Rendas de energia. Regulador foi alvo de “ataques orquestrados”

Jorge Vasconcelos, ex-presidente da ERSE,  garantiu que alertou para “os impactos negativos” da substituição dos CAE pelos CMEC.

O antigo presidente da Entidade Reguladora dos Serviços Energéticos (ERSE) Jorge Vasconcelos afirmou ontem no parlamento que o regulador foi alvo de “ataques orquestrados” por causa do parecer ao decreto-lei que criou, em 2004, os contratos designados CMEC (Custos de Manutenção do Equilíbrio Contratual). O responsável lembrou que em várias conferências – enquanto presidente do conselho de administração da ERSE, cargo que ocupou durante dez anos, entre 1996 e 2006 – alertou para “os impactos negativos e amplamente previsíveis” da substituição dos CAE (Custos de Aquisição de Energia) pelos CMEC (Custos de Manutenção do Equilíbrio Contratual). “Basta ler a imprensa da época para ver os ataques orquestrados à ERSE por causa deste parecer”, revelou aos deputados.

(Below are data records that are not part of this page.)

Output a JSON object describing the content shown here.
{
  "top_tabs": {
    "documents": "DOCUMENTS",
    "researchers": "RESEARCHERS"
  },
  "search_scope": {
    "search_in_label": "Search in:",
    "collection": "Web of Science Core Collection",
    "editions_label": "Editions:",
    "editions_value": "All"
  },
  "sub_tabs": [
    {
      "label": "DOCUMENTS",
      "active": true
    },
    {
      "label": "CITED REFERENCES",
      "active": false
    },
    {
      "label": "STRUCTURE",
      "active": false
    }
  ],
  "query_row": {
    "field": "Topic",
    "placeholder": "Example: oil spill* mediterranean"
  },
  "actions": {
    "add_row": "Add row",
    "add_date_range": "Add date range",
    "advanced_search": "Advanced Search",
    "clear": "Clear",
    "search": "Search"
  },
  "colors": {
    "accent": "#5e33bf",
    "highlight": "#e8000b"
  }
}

Para Jorge Vasconcelos, os relatórios anuais da ERSE permitem compreender “como sistematicamente, ano após ano, sucessivos governos aprovaram medidas que oneravam os consumidores e beneficiavam as empresas”, referindo que, em concreto, sobre os CMEC, foi ouvido na comissão de Economia em 2004, antes da publicação do decreto-lei 240/2004, de 27 de dezembro, e em 2005 e em 2006, “várias vezes”, depois da sua publicação (e ‘luz verde’ da Comissão Europeia), mas antes da aplicação do diploma, o que só veio a acontecer em julho de 2007.

Num parecer enviado ao parlamento, o regulador alertava para que o mecanismo dos CMEC iria distorcer “a concorrência no mercado grossista de energia elétrica com consequências negativas ao nível dos preços e da segurança de abastecimento”, e aumentar “a receita dos produtores vinculados e da entidade concessionária da rede nacional de transporte face à situação atualmente existente (CAE) à custa dos consumidores”.

O antigo presidente da ERSE denunciou ainda “fortes pressões” do governo de António Guterres para um contrato de aquisição de energia à central a gás do Ribatejo, considerando que se tivesse cedido “hoje a família dos CMEC contaria mais um membro”. “Em 1998 o governo tentou promover a celebração de um novo contrato de aquisição de energia [CAE], para a central a gás do Ribatejo, por ajuste direto entre a REN e a EDP”, alertou. 

Opacidade nos preços

Para o antigo presidente da ERSE, “a opacidade” dos preços da eletricidade é “tão forte”, desde 2006, que não consegue explicar como se formam as tarifas. Isto porque “em cada ano há uma forma diferente de gerir esta coisa agradável que é o aumento dos preços”, afirmou, referindo-se à tentativa de controlar a subida das tarifas da eletricidade, que levou à sua demissão em 2006, quando, por “eleitoralismo”, o governo de José Sócrates rejeitou o aumento proposto pela ERSE para o ano seguinte. Foi substituído na presidência da ERSE por Vítor Santos. 

“Avisei o senhor primeiro-ministro que considerava que não existia condições para o exercício independente da regulação. Por isso, não houve dias, houve um ano inteiro”, disse.